For the past nine years, sixty families from the Aché indigenous community of Kuetuvy have been fighting to reclaim their ancestral lands located in northeastern Paraguay. Some 4600 hectares of this territory called “Finca 470″ were finally transferred back to this community by the Paraguayan government on July 26, 2012.
These lands are especially important because they are located within a protected area of the Mbaracayú Biosphere Reserve, as declared by UNESCO. These lands contain rich biodiversity including many species of medicinal plants, which is something that the Aché people pledged to preserve as part of their agreement with the Ministry of the Environment.
This month was supposed to be one of prolonged celebration with the land titles now in the hands of the Aché. Margarita Mbywangi, a blogger from the Rising Voices grantee project Aché djawu, wrote about this sense of pride of finally accomplishing their goal [es]:
Fue una lucha muy sufrida, hemos recibido mucha discriminación institucional, pero el pueblo Aché pudo sostener esta lucha hasta el final.
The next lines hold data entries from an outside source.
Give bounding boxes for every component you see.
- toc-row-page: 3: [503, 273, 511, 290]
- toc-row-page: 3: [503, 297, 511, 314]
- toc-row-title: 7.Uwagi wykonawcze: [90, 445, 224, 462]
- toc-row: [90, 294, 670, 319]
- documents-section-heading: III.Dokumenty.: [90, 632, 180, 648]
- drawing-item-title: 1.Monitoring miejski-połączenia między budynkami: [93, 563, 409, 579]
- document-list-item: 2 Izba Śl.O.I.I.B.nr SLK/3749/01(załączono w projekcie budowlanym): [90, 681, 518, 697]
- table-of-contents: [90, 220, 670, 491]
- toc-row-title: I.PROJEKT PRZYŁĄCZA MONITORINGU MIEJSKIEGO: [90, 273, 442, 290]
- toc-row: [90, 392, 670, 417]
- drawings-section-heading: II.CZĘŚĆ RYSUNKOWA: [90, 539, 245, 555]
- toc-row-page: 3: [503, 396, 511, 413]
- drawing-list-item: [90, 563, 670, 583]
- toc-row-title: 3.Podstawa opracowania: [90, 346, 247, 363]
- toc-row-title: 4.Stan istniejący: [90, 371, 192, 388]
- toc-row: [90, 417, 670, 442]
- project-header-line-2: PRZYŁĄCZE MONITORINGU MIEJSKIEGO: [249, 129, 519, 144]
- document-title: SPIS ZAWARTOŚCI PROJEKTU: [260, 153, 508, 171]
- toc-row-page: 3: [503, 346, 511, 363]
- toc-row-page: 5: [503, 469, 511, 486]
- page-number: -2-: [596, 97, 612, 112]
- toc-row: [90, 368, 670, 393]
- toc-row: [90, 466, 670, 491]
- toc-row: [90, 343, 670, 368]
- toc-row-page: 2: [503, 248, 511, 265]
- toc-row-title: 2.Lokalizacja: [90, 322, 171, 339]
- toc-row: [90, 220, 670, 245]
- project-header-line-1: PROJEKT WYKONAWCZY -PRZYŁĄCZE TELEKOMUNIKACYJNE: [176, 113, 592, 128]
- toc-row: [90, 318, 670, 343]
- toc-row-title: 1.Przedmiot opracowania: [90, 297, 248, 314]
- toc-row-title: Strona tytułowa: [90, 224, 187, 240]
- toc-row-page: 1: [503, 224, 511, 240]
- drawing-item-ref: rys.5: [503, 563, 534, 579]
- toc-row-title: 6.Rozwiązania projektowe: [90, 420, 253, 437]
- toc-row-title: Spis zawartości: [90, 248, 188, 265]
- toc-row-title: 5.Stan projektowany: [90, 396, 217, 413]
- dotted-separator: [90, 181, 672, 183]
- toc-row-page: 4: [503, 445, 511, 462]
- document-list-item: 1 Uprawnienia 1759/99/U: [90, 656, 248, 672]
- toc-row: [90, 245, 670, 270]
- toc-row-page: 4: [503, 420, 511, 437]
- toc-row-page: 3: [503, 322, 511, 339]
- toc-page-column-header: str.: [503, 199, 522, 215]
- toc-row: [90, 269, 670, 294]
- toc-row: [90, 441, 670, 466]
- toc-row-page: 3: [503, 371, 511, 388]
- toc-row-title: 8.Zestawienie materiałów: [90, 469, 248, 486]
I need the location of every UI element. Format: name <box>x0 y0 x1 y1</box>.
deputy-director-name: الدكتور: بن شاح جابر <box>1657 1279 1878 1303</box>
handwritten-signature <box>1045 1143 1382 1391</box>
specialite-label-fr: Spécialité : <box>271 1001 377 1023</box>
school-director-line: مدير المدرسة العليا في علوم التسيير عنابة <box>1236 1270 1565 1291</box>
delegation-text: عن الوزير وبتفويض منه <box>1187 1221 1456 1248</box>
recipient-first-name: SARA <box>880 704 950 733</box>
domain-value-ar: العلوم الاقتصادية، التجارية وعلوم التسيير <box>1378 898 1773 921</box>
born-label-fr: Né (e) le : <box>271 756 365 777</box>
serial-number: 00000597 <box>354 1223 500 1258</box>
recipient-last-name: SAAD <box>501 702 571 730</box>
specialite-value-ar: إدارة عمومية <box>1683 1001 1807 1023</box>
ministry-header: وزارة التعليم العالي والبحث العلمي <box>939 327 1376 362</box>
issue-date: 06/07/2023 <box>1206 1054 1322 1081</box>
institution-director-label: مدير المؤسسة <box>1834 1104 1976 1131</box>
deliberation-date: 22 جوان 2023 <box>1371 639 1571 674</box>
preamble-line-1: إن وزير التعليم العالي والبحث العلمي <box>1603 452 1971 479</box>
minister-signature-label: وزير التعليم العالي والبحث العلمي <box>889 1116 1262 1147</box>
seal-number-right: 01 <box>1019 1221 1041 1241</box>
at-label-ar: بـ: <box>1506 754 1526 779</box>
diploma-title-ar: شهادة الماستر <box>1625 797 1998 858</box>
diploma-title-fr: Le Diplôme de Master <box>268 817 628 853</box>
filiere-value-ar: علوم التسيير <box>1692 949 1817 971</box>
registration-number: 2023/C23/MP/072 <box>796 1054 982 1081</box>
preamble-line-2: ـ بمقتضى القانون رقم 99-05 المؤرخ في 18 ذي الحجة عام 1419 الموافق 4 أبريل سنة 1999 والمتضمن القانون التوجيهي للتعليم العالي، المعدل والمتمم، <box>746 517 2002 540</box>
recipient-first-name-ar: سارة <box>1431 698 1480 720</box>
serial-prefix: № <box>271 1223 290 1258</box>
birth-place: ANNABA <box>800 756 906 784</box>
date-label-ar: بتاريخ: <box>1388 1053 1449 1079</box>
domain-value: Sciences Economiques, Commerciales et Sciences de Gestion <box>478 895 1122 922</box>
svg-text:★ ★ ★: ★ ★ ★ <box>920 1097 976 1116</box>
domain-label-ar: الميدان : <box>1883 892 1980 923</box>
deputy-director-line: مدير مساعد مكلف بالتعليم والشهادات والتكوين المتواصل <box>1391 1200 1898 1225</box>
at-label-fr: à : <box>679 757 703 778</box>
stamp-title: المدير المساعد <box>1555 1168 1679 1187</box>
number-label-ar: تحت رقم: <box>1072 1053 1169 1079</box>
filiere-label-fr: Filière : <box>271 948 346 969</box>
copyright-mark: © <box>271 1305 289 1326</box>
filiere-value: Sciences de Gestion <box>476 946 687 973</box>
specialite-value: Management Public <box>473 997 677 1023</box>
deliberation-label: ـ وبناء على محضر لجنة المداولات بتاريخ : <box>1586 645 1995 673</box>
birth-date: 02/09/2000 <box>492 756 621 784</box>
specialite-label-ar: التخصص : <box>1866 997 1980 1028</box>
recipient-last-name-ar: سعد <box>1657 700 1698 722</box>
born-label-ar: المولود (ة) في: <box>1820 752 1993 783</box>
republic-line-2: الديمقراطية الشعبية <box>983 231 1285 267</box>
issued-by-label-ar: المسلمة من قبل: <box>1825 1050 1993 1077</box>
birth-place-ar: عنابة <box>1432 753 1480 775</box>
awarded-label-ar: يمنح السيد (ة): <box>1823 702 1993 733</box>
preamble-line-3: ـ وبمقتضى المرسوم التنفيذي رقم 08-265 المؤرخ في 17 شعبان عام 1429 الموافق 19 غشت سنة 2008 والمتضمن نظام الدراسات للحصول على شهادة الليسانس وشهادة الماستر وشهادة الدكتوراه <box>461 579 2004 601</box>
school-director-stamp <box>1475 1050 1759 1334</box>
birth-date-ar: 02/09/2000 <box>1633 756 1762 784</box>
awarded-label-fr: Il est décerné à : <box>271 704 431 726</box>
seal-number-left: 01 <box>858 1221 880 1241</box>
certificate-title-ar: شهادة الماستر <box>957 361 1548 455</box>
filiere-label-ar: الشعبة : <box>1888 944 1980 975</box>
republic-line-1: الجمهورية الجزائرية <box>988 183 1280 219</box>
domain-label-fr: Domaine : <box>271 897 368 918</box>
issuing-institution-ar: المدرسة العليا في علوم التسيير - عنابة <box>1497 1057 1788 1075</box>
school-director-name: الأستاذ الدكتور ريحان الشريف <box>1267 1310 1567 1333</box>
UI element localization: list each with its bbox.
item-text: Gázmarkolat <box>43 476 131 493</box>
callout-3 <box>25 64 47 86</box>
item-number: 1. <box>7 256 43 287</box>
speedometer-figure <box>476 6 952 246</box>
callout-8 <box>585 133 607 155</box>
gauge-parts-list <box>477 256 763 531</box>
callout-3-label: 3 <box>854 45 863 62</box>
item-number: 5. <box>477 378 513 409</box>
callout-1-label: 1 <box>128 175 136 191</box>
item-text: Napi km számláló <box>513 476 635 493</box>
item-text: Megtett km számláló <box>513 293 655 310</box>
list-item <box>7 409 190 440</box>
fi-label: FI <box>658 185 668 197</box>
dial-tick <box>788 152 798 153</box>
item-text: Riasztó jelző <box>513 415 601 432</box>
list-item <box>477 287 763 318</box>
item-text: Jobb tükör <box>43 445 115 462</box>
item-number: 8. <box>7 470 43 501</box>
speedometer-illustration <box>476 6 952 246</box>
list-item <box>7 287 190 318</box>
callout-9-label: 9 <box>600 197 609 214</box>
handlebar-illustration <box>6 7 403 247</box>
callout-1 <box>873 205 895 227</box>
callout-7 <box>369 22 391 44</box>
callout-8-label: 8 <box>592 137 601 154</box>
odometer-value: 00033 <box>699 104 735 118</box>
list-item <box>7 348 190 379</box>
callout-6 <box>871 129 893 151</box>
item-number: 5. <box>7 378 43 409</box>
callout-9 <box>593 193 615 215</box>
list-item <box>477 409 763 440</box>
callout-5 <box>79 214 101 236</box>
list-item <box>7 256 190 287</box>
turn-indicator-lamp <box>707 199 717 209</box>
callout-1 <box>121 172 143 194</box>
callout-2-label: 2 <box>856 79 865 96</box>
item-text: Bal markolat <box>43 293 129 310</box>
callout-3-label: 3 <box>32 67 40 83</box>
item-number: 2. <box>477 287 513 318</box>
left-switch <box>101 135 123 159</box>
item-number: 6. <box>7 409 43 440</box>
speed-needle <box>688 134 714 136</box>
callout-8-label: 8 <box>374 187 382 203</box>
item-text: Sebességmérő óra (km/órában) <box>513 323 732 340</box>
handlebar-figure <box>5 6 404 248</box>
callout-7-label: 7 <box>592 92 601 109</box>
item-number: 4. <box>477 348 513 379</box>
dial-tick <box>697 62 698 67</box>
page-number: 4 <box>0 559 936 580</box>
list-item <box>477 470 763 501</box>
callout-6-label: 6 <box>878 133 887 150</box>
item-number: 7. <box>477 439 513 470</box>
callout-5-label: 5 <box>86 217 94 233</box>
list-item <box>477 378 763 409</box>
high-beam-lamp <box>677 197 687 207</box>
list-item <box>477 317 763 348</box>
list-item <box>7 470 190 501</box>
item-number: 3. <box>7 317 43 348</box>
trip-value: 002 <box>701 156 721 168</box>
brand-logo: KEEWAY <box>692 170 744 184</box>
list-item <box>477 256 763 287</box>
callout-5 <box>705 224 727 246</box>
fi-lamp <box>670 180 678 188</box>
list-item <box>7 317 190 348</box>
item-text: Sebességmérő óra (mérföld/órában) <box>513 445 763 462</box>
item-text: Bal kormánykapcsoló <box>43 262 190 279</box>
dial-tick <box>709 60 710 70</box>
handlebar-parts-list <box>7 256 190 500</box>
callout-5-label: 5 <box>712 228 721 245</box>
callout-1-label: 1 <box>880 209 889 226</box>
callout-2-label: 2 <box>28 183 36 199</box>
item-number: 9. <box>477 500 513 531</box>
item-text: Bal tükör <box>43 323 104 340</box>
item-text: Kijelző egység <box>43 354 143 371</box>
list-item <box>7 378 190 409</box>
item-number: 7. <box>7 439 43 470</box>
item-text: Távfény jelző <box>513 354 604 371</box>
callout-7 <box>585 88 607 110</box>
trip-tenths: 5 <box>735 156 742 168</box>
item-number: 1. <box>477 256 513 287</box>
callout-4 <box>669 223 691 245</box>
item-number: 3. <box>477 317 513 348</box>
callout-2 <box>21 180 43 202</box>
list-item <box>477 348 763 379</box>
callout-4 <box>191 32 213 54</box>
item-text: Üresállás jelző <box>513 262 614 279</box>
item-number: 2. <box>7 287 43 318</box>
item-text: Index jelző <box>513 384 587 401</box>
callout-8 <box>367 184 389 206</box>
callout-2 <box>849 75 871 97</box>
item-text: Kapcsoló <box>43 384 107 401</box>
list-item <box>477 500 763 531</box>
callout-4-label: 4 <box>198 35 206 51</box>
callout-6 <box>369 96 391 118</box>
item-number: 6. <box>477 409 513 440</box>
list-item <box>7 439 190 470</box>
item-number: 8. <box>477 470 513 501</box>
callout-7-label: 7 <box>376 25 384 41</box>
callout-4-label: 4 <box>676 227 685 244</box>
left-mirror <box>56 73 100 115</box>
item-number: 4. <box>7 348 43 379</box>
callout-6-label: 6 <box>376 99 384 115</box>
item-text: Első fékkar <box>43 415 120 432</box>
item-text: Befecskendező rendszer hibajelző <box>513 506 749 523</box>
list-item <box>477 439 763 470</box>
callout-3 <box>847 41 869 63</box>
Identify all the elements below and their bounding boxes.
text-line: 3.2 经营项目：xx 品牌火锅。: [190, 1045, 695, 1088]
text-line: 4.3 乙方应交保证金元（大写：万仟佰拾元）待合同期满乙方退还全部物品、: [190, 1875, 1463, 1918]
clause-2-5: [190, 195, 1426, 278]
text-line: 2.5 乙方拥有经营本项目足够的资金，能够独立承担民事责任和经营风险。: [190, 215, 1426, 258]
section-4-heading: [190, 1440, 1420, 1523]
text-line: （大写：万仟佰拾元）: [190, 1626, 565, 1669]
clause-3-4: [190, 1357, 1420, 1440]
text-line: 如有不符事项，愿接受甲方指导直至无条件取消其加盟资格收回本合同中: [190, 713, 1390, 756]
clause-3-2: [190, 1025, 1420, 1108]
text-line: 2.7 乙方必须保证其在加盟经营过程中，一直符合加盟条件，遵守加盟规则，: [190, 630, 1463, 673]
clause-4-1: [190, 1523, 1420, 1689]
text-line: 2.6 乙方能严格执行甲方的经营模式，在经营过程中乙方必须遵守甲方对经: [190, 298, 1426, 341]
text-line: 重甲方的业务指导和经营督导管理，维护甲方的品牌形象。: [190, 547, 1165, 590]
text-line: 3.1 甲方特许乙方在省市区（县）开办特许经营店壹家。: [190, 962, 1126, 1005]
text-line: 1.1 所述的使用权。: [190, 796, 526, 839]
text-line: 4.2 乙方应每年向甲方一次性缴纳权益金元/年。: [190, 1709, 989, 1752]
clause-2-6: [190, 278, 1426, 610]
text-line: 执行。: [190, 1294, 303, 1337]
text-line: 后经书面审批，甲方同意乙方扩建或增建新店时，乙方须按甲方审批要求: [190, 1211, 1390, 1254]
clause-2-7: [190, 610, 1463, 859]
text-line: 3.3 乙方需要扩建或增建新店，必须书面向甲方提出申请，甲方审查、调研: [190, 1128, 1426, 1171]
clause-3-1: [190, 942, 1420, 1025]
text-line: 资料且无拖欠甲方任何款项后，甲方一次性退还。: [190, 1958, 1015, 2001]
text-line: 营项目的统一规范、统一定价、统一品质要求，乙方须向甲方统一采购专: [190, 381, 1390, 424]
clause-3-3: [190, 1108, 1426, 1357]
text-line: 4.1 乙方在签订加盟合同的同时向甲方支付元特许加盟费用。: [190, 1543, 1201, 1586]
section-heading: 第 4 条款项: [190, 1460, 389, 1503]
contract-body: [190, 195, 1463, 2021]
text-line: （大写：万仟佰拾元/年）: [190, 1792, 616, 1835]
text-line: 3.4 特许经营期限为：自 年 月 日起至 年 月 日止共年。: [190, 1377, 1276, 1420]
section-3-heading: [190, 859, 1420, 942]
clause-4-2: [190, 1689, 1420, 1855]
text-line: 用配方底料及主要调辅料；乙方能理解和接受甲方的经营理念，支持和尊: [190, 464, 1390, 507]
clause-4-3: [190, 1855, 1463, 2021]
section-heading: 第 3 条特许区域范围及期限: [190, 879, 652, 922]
However, an ongoing conflict with peasant groups that claim that this land should be ruled in excess has put a damper on this joyous occasion. Many of the peasant groups have begun to construct settlements in hope of being awarded this land, as well as taking part in illegal logging activities. For those Aché that have attempted to stop these activities, as well as journalists that have entered to cover the story, the peasant groups have issued death threats [es].
Ricardo Mbekrorongi, who is also a part of the Aché djawu project, has been updating the community's Twitter account (@AcheKuetuvy) [es] via SMS with occasional updates about this turn of events. On August 5, 2012, he tweeted:
@AcheKuetuvy: Los Ache de kuetuvy preocupado por la invacion de los campesinos, donde ya fue transferido a los ache
In the group blog, Mbekrorongi also uploaded photos from a visit by journalists [es] that went to investigate this illegal logging.
And most recently, community leader Mbywangi received a threatening phone call saying that if young Aché hunters would venture out into these lands that they would be killed. Her son, Mbekrorongi was the first to publicly denounce this threat on the group blog [es]:
Ayer a la 19:30 hora de la tarde en un descanso en su casa nuestra lider Margarita Mbywangi recibe amenaza de muerte en su celular, donde el sujeto se identifica que es campesino, en su llamado dice a nuestra lider Margarita que si los jovenes van de caceria cerca de ellos lo van matar. Margarita se lamenta ante esta llamado, y mientras tanto nuestras autoridades no hacen nada.
Members of the six Aché communities across Paraguay are coming together in solidarity asking government officials to enforce the removal of these peasant groups from the lands that now rightly belong to the Aché people. They hope that they can resume the celebrations that were scheduled to take place in commemoration of the historical awarding of the land titles.